I opened my desk drawer and shoved my diary in, hoping he'd never ever read it. I don't think I could handle knowing that he knew my most private thoughts, the way that I felt about him. He has no clue, and I know he doesn't feel the same way. If he did, he'd treat me differently.
Not that Xander treats me bad, because he doesn't. He's my best friend, and I'm his. But he would be more considerate of my feelings, and he would see me as a woman, not a little girl.
"Sorry," I mumbled. "So what's going on?"
"I'm just bored. I want to do something. Anything! We should go for a walk!"
My eyebrow rose. "Should we call Jesse?"
"No," he said. "Just me and you." He smiled his patented XanderGrin at me.
I fell in love with him all over again, my heart swelling with hope. He wanted to be alone! Maybe he wanted to tell me that he loved me and that I was his for the rest of my life. . . "Really?" I asked softly, hopefully.
"Yea," he said, still grinning. "I need you to help me figure out how to get Betsy Roberts to notice me. I figured since you were a girl, that you could tell me what would attract a woman." His face scrunched up in thought. "Do you know what attracts a woman?"
I screamed in my head. < YOU IDIOT! I'm sitting *right* here! What do you need with *Betsy Roberts*? > "Um. . .yea," I said softly. I'd never tell him how I felt. Somehow, when Xander had finally hit puberty, the Fates decided to play a trick on me and leave me a little girl. I stood up and sighed. "Come on, Xand. Let's go."
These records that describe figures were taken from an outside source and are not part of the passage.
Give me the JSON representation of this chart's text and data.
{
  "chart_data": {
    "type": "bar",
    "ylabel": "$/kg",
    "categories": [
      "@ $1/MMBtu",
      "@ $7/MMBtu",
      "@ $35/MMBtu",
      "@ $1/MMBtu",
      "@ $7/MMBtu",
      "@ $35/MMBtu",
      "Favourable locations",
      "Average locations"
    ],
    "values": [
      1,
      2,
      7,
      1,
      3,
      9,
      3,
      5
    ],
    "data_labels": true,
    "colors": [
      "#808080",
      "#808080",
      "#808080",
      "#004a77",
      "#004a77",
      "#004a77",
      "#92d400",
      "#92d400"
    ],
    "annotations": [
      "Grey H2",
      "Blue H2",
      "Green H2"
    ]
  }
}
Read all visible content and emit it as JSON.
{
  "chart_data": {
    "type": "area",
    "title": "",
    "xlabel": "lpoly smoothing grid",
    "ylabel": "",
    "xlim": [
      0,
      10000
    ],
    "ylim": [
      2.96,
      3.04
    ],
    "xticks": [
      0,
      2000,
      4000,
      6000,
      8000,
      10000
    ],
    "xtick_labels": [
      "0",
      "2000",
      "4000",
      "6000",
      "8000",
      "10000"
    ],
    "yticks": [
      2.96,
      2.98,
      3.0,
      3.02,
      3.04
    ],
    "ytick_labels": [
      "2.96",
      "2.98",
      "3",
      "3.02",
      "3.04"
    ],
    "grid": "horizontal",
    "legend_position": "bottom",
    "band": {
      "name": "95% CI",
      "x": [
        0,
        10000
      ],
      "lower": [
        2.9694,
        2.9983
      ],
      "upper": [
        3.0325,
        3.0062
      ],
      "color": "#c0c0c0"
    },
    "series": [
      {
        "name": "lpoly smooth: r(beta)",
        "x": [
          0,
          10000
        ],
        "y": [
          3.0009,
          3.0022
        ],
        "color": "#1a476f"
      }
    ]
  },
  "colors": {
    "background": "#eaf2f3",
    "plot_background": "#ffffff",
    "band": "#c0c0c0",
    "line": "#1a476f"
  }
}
We walked out of my house and down the street. The sun had set about an hour earlier, and the night was oddly quiet. If I didn't know any better, I would have thought there was a predator out. I know that sounded strange, but when Xander, Jesse, and I were younger, we went camping once. We huddled in the tent, knowing that there was a bear outside, beyond the clearing. And for the first time since we'd been in the woods, it was completely quiet, as if all of the animals were hiding from that bear.
"Willow," Xander said, taking my hand. I was too scared to let the feeling of electricity register. "Are you thinking about that bear too?"
It amazed me that Xander and I were usually on the same wavelength. We were best friends, and that only strengthened our bond. Jesse could be on the same plane as us *sometimes*, but he hadn't been friends with us our entire lives. Not like Xander and I. I nodded quietly. "Something's out there," I said quietly.
Xander puffed up, poking his chest out. "I will protect you, Princess Willow! I won't allow anything to harm you!"